Another potential mechanism for explaining the link between atherosclerosis and osteoporosis is bone anabolic pathways such as canonical Wnt and parathyroid hormone (PTH) signaling [35]. The canonical Wnt signaling is well known to enhance bone formation through the differentiation of precursors into osteoblast [36]. Recent evidences have shown that Wnt signaling inhibits foam cell formation by inhibiting intracellular lipid accumulation, which consequently suppresses the development of atherosclerosis [37]. Interestingly, RA patients have higher level of serum Dickkopf-1, the endogenous inhibitor of Wnt signaling, compared to controls, and it correlates well with RA disease activity and more severe bone destruction [38, 39]. PTH also has been reported to be associated with atherosclerosis and cardiovascular diseases [40, 41]. The serum level of PTH in RA patients was 40% higher than in controls [42], and it was associated with bone erosion in RA [43]. The attenuation of canonical Wnt signaling and enhanced PTH signaling can explain the correlation between osteoporosis and atherosclerosis in RA patients.
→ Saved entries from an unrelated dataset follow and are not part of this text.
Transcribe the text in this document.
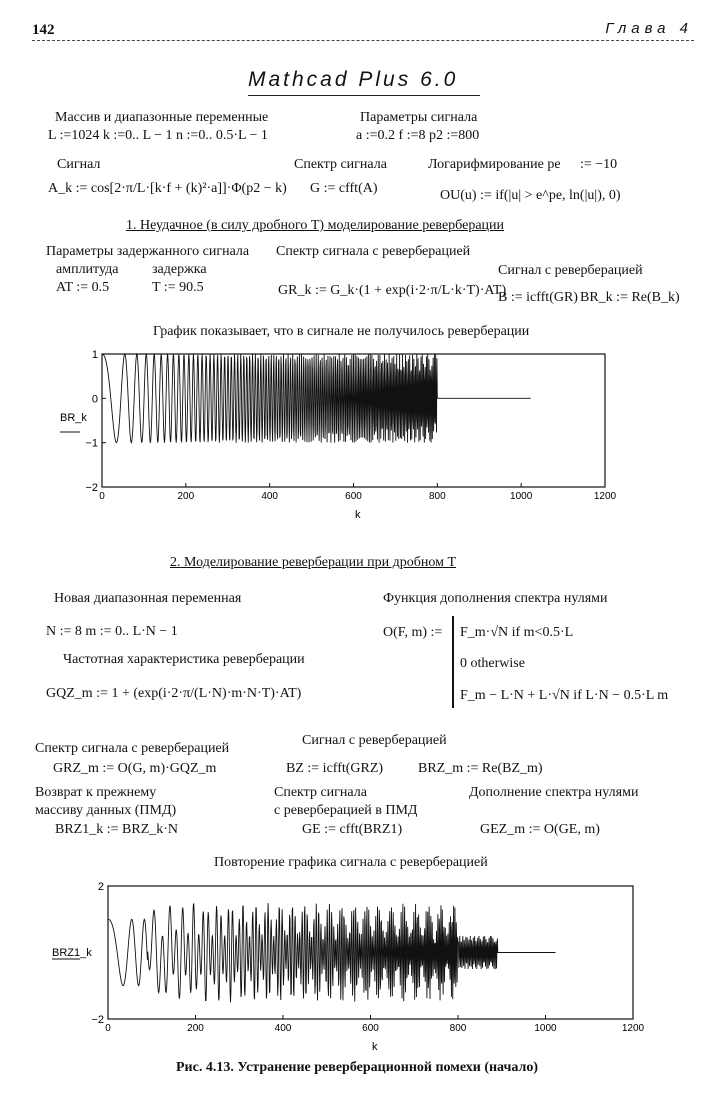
142	Глава 4
Mathcad Plus 6.0
Массив и диапазонные переменные
L :=1024 k :=0.. L − 1 n :=0.. 0.5·L − 1
Параметры сигнала
a :=0.2 f :=8 p2 :=800
Сигнал
A_k := cos[2·π/L·[k·f + (k)²·a]]·Φ(p2 − k)
Спектр сигнала
G := cfft(A)
Логарифмирование pe := −10
OU(u) := if(|u| > e^pe, ln(|u|), 0)
1. Неудачное (в силу дробного T) моделирование реверберации
Параметры задержанного сигнала Спектр сигнала с реверберацией
амплитуда задержка
AT := 0.5	T := 90.5	GR_k := G_k·(1 + exp(i·2·π/L·k·T)·AT)
Сигнал с реверберацией
B := icfft(GR) BR_k := Re(B_k)
График показывает, что в сигнале не получилось реверберации
0	200	400	600	800	1000	1200
1
0
−1
−2
BR_k
k
2. Моделирование реверберации при дробном T
Новая диапазонная переменная
N := 8 m := 0.. L·N − 1
Частотная характеристика реверберации
GQZ_m := 1 + (exp(i·2·π/(L·N)·m·N·T)·AT)
Функция дополнения спектра нулями
O(F, m) := F_m·√N if m<0.5·L
0 otherwise
F_m − L·N + L·√N if L·N − 0.5·L m
Спектр сигнала с реверберацией
GRZ_m := O(G, m)·GQZ_m
Сигнал с реверберацией
BZ := icfft(GRZ) BRZ_m := Re(BZ_m)
Возврат к прежнему
массиву данных (ПМД)
BRZ1_k := BRZ_k·N
Спектр сигнала
с реверберацией в ПМД
GE := cfft(BRZ1)
Дополнение спектра нулями
GEZ_m := O(GE, m)
Повторение графика сигнала с реверберацией
0	200	400	600	800	1000	1200
2
−2
BRZ1_k
k
Рис. 4.13. Устранение реверберационной помехи (начало)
Contrary to our expectation, the disease activity of RA at baseline assessed by DAS28-ESR did not affect the progression of carotid plaque as well as the mean cIMT (Table 1, supplementary figure 3 and supplementary table 1). The 3-year prospective GIRRCS study on 841 Italian RA patients revealed that patients in the remission state of DAS28-ESR (< 2.6) at baseline had a significantly lower subclinical atherosclerotic lesion on their carotid or peripheral artery compared to active RA patients after 3 years [44]. Given our contrasting findings, this negative correlation of disease activity with atherosclerosis progression may result from the well-controlled RA activity in our study population. In fact, the mean baseline DAS28-ESR in our study was 3.2 and 3.4 in plaque non-progression and progression groups, respectively. A prospective, observational study showed if the RA activity is well-controlled to remission or low activity (DAS28-ESR ≤ 3.2) during a 3-year follow-up period, the risk of atherosclerosis progression is even similar to a non-RA control group [45]. Although our negative result may derive from the weak power to detect a small difference in this study, the RA activity does not seem to have a significant effect on the progression of atherosclerosis in patients whose RA disease activity is well-controlled.

Conclusions

We investigated the potential risk for the progression of carotid plaque in RA patient in this prospective, observational study. The bone parameters of lower distal radius BMD and elevated serum CTX-1 level, along with hyperlipidemia, smoking, and the presence of carotid plaque at baseline were independent risk factors for the progression of atherosclerosis in RA patients. Our study sheds light on the connection between bone metabolism and atherosclerosis. Further clinical investigation is needed to determine whether this connection is RA-specific or a common phenomenon in the general population.